O tema tem particular actualidade em Espanha, onde legislação recente alargou o casamento a uniões homossexuais. Os termos «pai» e «mãe» foram substituídos por «progenitor A» e «progenitor B», numa demonstração de engenharia social sem precedentes. Mas a Espanha não é caso único. Um pouco por toda a Europa e nos EUA, assiste-se a tentativas legislativas de redesenhar a família heterossexual monogâmica. Numa aliança inesperada - mas não surpreendente - grupos islâmicos aproveitam a onda inovadora para introduzir na agenda a consagração da poligamia.
Estes chamados «temas fracturantes» começaram por deixar os eleitorados indiferentes. Gradualmente, porém, geraram mal-estar e legítima reacção. Nos EUA, onze referendos estaduais recusaram por larga margem o «casamento homossexual». Sectores republicanos defendem a introdução de uma emenda constitucional definindo o casamento como a união entre um homem e uma mulher. Como vem sendo hábito, as «guerras culturais» começaram na América e chegam agora ao continente europeu. Na semana que agora termina, durante uma palestra que proferi em Madrid sobre Winston Churchill, a maior parte das perguntas foi sobre «temas fracturantes» e democracia.
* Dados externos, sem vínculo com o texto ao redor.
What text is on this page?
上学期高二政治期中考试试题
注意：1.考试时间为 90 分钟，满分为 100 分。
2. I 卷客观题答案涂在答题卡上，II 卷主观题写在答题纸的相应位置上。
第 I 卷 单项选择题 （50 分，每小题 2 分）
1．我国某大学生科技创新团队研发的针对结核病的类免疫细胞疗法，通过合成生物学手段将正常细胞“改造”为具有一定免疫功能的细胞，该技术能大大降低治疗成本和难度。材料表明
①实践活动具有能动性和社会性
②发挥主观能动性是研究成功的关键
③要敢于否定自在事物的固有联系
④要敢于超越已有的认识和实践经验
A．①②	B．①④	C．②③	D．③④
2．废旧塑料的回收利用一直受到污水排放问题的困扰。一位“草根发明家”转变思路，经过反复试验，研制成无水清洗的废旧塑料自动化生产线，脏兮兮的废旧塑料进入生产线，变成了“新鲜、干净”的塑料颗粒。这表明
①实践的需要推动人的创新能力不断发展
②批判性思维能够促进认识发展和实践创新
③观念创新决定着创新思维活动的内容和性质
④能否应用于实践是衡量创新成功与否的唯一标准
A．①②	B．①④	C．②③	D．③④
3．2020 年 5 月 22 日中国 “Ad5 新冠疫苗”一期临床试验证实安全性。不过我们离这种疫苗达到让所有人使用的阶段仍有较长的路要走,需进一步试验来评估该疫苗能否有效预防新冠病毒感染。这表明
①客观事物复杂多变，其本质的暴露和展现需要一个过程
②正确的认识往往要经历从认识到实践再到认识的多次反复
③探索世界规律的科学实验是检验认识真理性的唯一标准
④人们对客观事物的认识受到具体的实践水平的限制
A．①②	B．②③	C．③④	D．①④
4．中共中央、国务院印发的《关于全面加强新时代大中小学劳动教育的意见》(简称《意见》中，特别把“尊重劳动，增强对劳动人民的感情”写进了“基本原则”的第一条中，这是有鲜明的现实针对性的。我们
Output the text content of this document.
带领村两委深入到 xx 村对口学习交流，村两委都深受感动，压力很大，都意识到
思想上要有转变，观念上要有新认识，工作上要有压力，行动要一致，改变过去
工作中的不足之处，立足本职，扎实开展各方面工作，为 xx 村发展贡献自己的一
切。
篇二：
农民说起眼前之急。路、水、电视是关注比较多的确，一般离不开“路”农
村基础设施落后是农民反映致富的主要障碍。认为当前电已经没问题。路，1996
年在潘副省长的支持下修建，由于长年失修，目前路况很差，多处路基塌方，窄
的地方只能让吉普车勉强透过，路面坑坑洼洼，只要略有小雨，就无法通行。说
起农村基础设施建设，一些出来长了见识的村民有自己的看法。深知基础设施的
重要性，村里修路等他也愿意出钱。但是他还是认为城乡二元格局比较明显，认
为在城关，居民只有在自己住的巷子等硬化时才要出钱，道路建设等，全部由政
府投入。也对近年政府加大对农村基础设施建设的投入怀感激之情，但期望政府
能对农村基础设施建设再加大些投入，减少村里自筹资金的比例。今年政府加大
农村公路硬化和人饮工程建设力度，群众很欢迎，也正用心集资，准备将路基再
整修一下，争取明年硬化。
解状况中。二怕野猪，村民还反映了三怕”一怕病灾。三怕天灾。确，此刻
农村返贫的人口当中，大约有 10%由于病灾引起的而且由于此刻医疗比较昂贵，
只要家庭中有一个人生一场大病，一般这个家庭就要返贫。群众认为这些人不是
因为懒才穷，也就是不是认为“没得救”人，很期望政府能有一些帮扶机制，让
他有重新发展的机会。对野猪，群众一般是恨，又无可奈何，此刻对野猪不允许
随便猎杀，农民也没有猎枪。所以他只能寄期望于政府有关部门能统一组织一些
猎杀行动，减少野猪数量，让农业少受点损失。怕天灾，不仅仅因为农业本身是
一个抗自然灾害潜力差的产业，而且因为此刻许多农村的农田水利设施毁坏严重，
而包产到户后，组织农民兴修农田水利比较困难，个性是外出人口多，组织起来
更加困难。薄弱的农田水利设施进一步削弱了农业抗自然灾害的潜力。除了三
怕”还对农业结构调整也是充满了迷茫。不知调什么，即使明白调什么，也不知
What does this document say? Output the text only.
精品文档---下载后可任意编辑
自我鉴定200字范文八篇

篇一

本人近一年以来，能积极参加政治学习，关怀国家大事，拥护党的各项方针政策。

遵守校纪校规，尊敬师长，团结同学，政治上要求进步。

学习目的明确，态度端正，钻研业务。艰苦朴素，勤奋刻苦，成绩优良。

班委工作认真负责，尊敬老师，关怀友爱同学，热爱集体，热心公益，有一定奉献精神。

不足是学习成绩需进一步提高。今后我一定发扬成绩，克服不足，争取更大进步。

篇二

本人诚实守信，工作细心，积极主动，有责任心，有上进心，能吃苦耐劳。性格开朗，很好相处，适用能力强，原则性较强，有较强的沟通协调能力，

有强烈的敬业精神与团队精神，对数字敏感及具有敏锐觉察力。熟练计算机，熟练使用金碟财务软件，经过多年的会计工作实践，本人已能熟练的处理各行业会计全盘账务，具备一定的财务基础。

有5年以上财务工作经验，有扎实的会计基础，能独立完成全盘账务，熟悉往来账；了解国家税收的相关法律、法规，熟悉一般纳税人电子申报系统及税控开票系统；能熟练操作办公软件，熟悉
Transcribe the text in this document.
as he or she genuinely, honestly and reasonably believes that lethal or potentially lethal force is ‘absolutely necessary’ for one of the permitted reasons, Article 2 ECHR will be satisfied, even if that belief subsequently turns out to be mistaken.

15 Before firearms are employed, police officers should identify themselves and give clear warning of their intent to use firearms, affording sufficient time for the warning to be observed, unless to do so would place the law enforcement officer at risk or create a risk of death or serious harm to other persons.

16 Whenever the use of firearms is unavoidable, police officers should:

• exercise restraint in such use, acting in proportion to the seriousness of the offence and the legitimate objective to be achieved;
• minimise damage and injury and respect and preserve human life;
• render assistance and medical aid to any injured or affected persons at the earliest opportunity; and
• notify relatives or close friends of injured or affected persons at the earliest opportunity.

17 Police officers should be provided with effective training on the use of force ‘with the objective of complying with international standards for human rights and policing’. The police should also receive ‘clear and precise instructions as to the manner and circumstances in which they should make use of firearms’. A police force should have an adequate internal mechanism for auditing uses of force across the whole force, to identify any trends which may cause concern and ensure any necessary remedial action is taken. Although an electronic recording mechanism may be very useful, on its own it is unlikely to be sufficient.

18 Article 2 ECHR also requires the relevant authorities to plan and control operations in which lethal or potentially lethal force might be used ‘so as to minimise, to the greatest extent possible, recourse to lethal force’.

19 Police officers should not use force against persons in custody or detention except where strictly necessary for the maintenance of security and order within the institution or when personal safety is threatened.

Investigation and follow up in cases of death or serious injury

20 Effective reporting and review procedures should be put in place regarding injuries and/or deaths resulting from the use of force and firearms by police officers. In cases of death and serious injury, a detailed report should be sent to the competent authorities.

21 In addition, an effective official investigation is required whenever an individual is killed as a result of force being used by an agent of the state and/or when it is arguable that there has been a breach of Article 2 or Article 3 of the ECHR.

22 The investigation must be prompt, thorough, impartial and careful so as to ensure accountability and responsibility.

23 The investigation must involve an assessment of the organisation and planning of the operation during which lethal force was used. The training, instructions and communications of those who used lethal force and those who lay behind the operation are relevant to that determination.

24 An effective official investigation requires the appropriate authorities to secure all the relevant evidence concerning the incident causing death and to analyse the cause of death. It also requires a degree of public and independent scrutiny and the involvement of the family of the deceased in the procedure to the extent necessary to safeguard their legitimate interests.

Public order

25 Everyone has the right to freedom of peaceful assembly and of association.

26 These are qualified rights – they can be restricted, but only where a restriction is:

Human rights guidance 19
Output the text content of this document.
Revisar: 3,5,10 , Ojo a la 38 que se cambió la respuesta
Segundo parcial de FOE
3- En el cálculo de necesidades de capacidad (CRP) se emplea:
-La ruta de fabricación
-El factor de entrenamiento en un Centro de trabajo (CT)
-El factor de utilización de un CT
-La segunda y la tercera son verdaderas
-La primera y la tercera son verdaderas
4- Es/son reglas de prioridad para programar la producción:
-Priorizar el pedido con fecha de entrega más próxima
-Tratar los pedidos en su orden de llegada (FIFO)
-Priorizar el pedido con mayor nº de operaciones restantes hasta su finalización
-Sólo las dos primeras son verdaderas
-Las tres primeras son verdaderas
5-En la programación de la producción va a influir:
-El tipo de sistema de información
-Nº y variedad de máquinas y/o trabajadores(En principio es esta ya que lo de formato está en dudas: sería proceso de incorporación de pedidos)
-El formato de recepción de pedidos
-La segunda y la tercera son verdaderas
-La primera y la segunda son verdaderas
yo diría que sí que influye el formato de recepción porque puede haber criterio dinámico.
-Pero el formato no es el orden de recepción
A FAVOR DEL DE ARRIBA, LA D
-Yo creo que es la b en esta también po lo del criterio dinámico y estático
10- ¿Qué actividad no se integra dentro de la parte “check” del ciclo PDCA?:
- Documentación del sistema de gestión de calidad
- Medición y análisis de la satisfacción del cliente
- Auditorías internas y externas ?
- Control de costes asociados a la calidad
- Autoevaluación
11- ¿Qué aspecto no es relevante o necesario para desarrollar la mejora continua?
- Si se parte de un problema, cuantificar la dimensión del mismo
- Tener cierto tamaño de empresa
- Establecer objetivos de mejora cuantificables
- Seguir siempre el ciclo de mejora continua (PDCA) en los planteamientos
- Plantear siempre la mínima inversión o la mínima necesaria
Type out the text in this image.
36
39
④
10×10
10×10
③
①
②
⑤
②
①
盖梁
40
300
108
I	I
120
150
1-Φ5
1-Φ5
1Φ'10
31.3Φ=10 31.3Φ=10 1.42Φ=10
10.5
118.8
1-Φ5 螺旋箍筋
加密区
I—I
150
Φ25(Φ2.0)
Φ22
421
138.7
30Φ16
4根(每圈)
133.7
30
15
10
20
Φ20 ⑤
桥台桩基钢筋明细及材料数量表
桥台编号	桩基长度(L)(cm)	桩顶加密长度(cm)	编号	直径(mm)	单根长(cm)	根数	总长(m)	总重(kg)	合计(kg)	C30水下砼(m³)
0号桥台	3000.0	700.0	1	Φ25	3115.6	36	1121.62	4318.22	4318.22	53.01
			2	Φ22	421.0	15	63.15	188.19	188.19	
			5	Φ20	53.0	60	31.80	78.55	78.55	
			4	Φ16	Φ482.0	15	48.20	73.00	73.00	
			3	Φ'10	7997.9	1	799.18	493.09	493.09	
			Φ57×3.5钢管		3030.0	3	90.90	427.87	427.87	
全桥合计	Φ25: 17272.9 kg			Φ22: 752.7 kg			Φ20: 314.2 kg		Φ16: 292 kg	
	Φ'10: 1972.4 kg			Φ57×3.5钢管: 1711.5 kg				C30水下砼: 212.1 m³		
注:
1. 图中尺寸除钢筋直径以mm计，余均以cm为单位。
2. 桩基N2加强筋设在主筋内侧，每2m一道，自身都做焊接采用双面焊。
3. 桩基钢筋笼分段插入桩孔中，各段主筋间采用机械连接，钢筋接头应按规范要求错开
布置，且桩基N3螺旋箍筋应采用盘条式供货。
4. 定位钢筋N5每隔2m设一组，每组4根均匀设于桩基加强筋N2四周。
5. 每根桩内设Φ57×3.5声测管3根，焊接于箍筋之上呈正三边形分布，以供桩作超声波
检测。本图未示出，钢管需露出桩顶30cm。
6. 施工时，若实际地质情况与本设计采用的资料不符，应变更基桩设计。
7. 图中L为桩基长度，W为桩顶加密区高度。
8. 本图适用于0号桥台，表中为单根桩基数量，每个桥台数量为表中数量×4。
A ideologia fracturante anuncia-se como libertadora e igualitária. Quer libertar-nos da moral cristã, da vida familiar, e da hierarquia inerente à busca da excelência no domínio da educação. Tudo isto é apresentado em nome da liberdade e da democracia. Todos os que se opõem são apresentados como conservadores autoritários e antidemocratas. Nesta perspectiva, ser democrata significaria ser contra a religião - especialmente a judaico-cristã - e ser a favor do «casamento homossexual», do aborto gratuito a pedido, da pornografia na televisão à hora do jantar e, em geral, do relativismo moral. Ser democrata significaria ainda ser a favor de ensinar tudo isto aos filhos dos outros através de um sistema centralizado de escolas estatais, cuidadosamente protegidas da concorrência e da escolha livre das famílias.
A verdade é que estamos perante uma ideologia autoritária, como, suspeito, Winston Churchill não deixaria de observar. A democracia deixa de ser vista como um sistema de regras para limitar o governo e torná-lo responsável perante os contribuintes. Passa a ser identificada com um projecto político-filosófico particular, de natureza sectária e adversarial contra modos de vida descentralizados e realmente existentes. Em vez de protecção desses modos de vida, a democracia passa a ser entendida como mandato para uma vanguarda redesenhar instituições descentralizadas - como a família ou a religião - que não tinham sido desenhadas por ninguém. Trata-se, numa palavra, do jacobinismo em versão pós-moderna.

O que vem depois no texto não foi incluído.